Ariosoma meeki
- Conservation status: Least Concern (IUCN 3.1)

Scientific classification
- Kingdom: Animalia
- Phylum: Chordata
- Class: Actinopterygii
- Order: Anguilliformes
- Family: Congridae
- Genus: Ariosoma
- Species: A. meeki
- Binomial name: Ariosoma meeki (Jordan & Snyder, 1900)
- Synonyms: Congrellus meeki Jordan & Snyder, 1900; Ariosome meeki (Jordan & Snyder, 1900) (misspelling);

= Ariosoma meeki =

- Authority: (Jordan & Snyder, 1900)
- Conservation status: LC
- Synonyms: Congrellus meeki Jordan & Snyder, 1900, Ariosome meeki (Jordan & Snyder, 1900) (misspelling)

Species of fish

Ariosoma meeki is an eel in the family Congridae (conger/garden eels).

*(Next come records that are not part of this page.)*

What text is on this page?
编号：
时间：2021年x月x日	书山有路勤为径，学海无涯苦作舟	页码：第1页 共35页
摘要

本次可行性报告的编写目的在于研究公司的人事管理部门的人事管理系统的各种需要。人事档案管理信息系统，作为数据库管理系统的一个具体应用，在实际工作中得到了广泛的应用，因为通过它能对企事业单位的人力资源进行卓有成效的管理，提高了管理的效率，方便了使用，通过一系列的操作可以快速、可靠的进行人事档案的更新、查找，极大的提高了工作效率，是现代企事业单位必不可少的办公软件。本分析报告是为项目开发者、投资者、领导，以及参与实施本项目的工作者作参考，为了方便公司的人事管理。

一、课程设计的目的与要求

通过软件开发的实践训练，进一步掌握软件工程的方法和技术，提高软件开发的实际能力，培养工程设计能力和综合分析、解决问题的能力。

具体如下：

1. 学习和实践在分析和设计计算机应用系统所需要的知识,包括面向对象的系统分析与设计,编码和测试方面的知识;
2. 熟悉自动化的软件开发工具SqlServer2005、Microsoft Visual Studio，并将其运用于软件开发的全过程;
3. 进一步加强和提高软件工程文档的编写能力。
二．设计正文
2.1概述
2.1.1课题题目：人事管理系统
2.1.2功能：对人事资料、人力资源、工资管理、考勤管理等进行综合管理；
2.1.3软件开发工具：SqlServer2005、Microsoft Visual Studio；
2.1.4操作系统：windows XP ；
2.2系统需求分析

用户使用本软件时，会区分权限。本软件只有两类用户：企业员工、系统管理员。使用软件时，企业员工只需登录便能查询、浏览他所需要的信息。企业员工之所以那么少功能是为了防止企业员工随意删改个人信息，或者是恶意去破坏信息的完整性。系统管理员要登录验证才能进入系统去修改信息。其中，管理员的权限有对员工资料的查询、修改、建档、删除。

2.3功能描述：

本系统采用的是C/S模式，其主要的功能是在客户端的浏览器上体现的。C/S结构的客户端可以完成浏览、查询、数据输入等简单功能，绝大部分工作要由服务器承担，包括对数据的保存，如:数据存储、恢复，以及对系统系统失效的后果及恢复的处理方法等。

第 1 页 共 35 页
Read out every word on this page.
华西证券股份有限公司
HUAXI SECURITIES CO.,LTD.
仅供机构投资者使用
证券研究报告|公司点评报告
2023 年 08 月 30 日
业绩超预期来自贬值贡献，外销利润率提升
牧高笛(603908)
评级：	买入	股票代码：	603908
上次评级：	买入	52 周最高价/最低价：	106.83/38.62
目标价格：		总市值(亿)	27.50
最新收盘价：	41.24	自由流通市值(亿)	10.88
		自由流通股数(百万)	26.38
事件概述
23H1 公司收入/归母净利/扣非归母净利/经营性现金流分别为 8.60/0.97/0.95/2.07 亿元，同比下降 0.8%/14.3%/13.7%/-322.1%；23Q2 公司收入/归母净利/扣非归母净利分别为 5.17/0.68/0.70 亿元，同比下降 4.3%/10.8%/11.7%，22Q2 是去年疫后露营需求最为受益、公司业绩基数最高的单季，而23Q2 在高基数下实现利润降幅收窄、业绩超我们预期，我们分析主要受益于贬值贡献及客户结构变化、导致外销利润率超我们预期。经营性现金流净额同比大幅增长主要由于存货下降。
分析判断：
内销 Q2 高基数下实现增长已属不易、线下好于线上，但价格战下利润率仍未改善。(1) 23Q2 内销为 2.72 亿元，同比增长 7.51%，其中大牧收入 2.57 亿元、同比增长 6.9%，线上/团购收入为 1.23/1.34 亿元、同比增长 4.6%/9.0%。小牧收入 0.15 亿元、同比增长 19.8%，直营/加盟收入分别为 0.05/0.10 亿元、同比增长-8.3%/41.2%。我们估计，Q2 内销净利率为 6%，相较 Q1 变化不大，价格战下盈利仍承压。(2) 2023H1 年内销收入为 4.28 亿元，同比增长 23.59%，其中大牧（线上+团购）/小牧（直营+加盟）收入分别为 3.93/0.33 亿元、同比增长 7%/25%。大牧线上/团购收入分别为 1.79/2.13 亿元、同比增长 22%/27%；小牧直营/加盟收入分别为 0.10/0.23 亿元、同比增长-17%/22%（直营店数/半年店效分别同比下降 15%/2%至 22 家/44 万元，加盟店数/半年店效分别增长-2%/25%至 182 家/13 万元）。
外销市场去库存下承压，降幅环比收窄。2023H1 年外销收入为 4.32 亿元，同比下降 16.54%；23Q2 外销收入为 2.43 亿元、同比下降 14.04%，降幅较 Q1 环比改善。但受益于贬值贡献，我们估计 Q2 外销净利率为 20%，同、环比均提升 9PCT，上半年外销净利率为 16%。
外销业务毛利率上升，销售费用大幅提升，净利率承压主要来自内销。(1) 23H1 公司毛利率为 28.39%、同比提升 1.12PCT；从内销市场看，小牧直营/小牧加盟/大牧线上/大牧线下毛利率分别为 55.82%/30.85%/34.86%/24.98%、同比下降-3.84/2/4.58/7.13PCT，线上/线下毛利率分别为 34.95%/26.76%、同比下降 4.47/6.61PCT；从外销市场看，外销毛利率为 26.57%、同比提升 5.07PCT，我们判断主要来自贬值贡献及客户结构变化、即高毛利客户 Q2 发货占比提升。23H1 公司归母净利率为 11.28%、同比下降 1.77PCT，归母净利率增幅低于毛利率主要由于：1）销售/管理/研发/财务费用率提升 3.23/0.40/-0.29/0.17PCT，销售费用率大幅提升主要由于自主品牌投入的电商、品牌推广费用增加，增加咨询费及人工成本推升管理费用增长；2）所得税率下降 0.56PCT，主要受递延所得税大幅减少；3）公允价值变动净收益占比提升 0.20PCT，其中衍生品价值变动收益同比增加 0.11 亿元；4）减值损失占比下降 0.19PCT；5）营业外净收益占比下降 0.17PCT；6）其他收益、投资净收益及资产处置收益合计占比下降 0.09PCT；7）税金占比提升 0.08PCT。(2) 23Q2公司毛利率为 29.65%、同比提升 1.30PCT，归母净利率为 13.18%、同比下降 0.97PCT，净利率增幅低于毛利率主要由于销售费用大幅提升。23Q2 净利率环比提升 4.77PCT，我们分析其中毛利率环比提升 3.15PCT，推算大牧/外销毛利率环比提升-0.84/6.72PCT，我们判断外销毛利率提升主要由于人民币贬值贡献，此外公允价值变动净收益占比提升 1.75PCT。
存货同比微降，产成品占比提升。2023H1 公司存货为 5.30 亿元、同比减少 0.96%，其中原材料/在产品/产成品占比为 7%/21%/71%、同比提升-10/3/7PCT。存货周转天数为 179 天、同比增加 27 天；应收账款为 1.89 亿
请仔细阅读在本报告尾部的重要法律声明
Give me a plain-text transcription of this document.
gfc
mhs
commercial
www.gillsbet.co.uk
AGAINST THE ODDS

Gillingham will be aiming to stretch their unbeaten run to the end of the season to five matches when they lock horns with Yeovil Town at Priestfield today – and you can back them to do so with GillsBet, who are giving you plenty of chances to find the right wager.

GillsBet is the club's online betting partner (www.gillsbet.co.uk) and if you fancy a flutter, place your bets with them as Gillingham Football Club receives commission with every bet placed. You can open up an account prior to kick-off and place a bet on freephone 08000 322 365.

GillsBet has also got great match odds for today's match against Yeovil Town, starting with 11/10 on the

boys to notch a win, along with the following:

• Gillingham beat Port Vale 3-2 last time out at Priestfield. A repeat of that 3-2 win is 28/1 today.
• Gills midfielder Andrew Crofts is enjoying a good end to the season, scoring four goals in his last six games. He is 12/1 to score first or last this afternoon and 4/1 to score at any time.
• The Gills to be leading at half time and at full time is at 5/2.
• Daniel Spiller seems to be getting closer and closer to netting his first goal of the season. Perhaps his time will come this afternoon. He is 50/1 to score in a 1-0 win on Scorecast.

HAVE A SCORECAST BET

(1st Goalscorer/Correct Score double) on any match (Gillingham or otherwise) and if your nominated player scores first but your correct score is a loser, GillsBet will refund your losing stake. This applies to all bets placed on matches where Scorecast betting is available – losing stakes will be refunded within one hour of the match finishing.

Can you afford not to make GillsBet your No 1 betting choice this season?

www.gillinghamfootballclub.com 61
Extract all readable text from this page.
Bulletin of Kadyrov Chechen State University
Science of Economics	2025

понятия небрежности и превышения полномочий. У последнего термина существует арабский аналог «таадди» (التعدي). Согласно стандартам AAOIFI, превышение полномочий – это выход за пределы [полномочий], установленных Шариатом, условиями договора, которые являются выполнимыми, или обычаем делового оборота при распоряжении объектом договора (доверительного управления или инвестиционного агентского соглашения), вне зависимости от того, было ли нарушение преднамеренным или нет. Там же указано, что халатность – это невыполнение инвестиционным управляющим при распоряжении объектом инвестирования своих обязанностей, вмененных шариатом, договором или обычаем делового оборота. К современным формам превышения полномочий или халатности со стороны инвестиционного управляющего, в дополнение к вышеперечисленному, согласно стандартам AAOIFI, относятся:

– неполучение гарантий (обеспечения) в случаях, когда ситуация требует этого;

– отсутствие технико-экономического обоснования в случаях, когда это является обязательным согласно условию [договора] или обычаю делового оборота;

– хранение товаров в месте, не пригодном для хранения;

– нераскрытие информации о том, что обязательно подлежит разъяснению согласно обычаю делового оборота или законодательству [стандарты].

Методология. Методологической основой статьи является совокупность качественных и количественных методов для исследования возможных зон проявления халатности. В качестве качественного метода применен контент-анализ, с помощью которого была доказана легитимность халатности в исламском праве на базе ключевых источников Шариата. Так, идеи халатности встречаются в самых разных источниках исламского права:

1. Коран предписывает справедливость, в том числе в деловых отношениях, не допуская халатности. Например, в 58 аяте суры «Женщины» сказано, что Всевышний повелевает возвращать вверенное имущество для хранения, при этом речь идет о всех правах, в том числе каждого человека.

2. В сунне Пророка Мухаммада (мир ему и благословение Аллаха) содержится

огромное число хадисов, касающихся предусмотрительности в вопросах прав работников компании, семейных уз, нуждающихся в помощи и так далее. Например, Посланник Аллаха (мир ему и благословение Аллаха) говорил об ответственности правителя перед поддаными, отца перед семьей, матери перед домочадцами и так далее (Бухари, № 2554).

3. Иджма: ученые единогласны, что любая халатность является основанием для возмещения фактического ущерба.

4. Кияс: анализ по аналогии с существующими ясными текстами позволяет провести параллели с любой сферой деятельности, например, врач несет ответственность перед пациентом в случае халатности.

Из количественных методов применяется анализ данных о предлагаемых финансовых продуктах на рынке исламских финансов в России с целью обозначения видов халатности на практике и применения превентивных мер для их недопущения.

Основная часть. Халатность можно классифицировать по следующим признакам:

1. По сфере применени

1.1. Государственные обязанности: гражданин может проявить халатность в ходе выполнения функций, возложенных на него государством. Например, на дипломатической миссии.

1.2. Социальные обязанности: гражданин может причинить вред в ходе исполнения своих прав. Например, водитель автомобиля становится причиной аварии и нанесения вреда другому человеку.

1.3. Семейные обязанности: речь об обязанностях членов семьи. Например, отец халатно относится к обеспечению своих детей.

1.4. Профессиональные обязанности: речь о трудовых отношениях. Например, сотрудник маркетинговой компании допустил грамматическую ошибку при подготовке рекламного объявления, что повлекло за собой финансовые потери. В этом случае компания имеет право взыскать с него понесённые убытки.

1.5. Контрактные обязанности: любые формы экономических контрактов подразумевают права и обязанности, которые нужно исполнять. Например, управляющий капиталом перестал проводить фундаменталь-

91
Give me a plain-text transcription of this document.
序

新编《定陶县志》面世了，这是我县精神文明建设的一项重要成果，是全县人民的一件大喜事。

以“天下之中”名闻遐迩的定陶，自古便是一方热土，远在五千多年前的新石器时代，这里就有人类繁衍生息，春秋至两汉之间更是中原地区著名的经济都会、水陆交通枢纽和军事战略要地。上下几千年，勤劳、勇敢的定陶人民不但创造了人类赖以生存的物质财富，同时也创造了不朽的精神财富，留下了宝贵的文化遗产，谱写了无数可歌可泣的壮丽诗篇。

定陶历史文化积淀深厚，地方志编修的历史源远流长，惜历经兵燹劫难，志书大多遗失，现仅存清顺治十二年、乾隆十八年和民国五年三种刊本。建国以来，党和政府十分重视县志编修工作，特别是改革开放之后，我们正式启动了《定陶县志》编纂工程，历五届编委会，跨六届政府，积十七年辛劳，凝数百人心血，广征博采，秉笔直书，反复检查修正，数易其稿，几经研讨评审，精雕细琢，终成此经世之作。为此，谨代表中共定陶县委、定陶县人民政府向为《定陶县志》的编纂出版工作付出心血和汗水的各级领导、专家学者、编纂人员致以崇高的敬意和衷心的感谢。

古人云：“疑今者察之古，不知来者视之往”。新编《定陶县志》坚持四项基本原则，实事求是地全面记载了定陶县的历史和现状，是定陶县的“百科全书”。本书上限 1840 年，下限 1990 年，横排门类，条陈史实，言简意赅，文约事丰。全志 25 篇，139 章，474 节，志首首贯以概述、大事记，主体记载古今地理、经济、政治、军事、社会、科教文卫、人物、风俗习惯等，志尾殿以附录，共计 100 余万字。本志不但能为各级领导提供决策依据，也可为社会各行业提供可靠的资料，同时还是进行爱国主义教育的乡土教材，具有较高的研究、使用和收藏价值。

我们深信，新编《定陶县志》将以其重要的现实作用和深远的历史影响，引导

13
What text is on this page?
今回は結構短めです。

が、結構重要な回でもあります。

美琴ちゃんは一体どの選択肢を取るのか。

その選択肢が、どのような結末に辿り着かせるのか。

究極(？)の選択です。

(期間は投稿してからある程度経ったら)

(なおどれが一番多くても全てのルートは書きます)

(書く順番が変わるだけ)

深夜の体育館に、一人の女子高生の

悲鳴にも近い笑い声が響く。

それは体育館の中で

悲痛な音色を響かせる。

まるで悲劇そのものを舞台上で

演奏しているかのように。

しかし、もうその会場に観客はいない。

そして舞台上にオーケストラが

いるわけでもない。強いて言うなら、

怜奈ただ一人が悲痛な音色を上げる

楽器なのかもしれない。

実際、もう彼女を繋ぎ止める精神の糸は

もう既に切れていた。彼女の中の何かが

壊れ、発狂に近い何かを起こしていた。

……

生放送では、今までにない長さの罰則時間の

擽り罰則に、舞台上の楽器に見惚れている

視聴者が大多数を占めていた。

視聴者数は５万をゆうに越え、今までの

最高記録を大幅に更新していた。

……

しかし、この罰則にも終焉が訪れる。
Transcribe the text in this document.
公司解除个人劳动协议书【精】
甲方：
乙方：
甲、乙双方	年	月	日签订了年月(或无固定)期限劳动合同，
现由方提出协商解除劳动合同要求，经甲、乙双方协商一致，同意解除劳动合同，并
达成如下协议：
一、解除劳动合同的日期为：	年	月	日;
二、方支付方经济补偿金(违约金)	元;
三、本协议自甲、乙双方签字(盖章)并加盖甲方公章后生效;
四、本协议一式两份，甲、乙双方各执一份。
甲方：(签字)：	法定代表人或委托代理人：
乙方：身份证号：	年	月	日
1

It was described by David Starr Jordan and John Otterbein Snyder in 1900, originally under the genus Congrellus. It is a subtropical, marine eel which is known from Japan and the Peng-hu Islands, in the northwestern Pacific Ocean. Males are known to reach a maximum total length of 53 centimetres.

Named in honor of ichthyologist Seth Eugene Meek (1859-1914), who first recognized the distinctiveness of this species.